In some cases, discoloration of the skin follows swelling. The development of black, blue, green, or yellow discoloration is due to blood spreading beneath the tissues. This is a normal post-operative occurrence, which may occur 2-3 days post-operatively. Moist heat will help resolve the discoloration.
If you have been placed on antibiotics, take the tablets or liquid as directed until gone. Antibiotics will be given to help prevent infection. Discontinue antibiotic use in the event of a rash or other unfavorable reaction. Call the office at 702-360-8918 if you have any questions.
Nausea and Vomiting
In the event of nausea and/or vomiting following surgery, DO NOT take anything by mouth for at least an hour including the prescribed medicine. You should then sip on water, tea or ginger ale. You should sip slowly over a fifteen-minute period. When the nausea subsides you can begin taking solid foods and the prescribed medicine.
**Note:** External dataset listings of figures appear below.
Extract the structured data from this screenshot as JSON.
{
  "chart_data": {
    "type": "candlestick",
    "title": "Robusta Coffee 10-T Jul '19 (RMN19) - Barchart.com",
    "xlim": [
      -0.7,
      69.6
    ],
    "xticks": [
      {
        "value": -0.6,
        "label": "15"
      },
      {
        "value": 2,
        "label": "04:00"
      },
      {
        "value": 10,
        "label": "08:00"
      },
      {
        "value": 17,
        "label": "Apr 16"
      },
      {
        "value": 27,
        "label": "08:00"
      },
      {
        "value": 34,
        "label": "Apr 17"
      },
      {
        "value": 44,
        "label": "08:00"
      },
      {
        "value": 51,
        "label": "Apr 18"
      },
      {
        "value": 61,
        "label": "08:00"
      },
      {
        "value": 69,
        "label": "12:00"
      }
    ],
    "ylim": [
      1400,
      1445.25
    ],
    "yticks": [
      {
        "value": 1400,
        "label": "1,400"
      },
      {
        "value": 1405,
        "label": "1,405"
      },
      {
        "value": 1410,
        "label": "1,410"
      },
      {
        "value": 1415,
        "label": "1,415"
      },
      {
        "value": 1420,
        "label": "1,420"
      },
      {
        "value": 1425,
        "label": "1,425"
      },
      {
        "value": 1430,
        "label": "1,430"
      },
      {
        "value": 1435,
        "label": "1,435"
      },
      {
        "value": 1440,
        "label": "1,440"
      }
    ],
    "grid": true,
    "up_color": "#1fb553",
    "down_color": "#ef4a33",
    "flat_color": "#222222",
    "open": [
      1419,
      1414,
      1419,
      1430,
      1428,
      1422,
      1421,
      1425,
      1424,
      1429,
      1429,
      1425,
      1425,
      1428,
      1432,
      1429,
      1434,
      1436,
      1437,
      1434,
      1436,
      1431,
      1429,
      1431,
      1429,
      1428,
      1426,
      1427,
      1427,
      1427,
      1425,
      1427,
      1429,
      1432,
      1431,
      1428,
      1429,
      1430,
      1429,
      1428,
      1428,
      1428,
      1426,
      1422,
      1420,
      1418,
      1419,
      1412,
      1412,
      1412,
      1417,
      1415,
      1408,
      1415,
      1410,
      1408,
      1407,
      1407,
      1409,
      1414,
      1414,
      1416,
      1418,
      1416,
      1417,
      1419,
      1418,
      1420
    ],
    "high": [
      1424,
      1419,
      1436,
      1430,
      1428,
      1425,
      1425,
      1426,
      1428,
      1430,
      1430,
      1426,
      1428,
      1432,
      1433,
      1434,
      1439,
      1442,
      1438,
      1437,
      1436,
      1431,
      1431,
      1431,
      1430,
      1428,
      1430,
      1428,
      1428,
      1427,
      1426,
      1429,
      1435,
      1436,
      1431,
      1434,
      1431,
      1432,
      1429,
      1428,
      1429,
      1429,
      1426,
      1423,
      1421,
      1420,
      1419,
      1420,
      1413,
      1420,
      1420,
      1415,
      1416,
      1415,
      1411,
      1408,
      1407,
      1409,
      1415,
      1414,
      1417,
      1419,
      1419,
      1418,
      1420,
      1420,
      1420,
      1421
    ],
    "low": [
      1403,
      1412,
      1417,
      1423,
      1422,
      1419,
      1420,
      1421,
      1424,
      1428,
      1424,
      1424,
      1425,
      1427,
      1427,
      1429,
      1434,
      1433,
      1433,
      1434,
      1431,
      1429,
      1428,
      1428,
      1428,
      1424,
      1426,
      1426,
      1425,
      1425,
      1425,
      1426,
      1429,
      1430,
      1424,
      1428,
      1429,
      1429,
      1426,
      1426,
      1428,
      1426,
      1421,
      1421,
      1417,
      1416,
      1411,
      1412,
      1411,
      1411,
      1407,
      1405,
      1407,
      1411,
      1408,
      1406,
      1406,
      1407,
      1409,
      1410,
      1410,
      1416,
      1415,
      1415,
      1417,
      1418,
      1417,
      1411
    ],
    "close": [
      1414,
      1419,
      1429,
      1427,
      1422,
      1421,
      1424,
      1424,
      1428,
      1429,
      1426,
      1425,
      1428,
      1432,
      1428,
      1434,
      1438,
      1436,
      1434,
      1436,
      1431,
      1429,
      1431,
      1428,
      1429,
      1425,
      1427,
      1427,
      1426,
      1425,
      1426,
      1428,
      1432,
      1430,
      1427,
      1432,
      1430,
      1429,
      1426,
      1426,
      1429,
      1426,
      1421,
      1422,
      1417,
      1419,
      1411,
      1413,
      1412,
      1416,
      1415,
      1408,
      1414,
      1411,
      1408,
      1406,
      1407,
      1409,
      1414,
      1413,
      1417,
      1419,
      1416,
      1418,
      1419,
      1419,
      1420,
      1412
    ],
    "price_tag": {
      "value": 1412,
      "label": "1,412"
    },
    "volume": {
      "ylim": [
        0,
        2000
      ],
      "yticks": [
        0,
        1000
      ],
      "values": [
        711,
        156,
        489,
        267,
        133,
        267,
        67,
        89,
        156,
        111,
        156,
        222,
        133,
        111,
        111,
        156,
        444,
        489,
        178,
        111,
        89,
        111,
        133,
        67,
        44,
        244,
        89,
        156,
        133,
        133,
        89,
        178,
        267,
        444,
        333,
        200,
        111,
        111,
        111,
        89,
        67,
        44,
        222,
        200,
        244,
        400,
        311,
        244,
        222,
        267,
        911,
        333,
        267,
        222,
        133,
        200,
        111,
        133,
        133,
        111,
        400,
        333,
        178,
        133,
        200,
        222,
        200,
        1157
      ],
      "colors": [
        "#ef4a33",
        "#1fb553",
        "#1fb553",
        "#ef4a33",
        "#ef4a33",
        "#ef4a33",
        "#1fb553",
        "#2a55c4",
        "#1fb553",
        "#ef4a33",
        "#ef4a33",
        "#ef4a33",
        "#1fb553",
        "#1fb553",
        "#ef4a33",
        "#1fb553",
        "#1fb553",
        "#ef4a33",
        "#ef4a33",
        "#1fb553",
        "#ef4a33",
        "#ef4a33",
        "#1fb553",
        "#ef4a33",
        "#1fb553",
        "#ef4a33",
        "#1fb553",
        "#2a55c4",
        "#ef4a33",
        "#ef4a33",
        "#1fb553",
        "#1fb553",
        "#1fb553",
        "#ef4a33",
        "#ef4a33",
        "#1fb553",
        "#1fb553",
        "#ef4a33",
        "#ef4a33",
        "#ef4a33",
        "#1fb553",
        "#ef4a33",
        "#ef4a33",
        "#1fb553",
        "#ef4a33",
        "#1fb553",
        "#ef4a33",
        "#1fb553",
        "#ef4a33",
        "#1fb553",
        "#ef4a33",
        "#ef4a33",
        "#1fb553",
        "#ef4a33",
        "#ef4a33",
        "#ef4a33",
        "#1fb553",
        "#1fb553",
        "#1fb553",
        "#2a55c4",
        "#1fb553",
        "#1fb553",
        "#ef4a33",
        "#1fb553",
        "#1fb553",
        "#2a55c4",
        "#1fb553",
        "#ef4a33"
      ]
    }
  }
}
If numbness of the lip, chin, or tongue occurs there is no cause for alarm. As stated before surgery, this is usually temporary in nature. You should be aware that if your lip or tongue is numb, you could bite it and not feel the sensation. So be careful. Call the office if you have any questions. Slight elevation of temperature immediately following surgery is not uncommon. If the temperature persists, notify the office. Tylenol or Ibuprofen should be taken to reduce the fever. You should be careful going from the lying down position to standing. Taking pain medications can make you dizzy. You could get light headed when you stand up suddenly. Before standing up, you should sit for one minute then get up.
Occasionally, patients may feel hard projections in the mouth with their tongue. They are not roots, they are the bony walls which supported the tooth. These projections usually smooth out spontaneously. If not, your surgeon can remove them. If the corners of your mouth are stretched, they may dry out and crack. Your lips should be kept moist with an ointment such as Vaseline.
Sore throats and pain when swallowing are not uncommon. The muscles get swollen. The normal act of swallowing can then become painful. This will subside in 2-3 days. Stiffness (Trismus) of the jaw muscles may cause difficulty in opening your mouth for a few days following surgery. This is a normal post-operative event which will resolve in time.
Your case is individual, no two mouths are alike. Do not accept well intended advice from friends. Discuss your problem with the persons best able to effectively help you: Drs. Johnson and Holtzen or Hunter.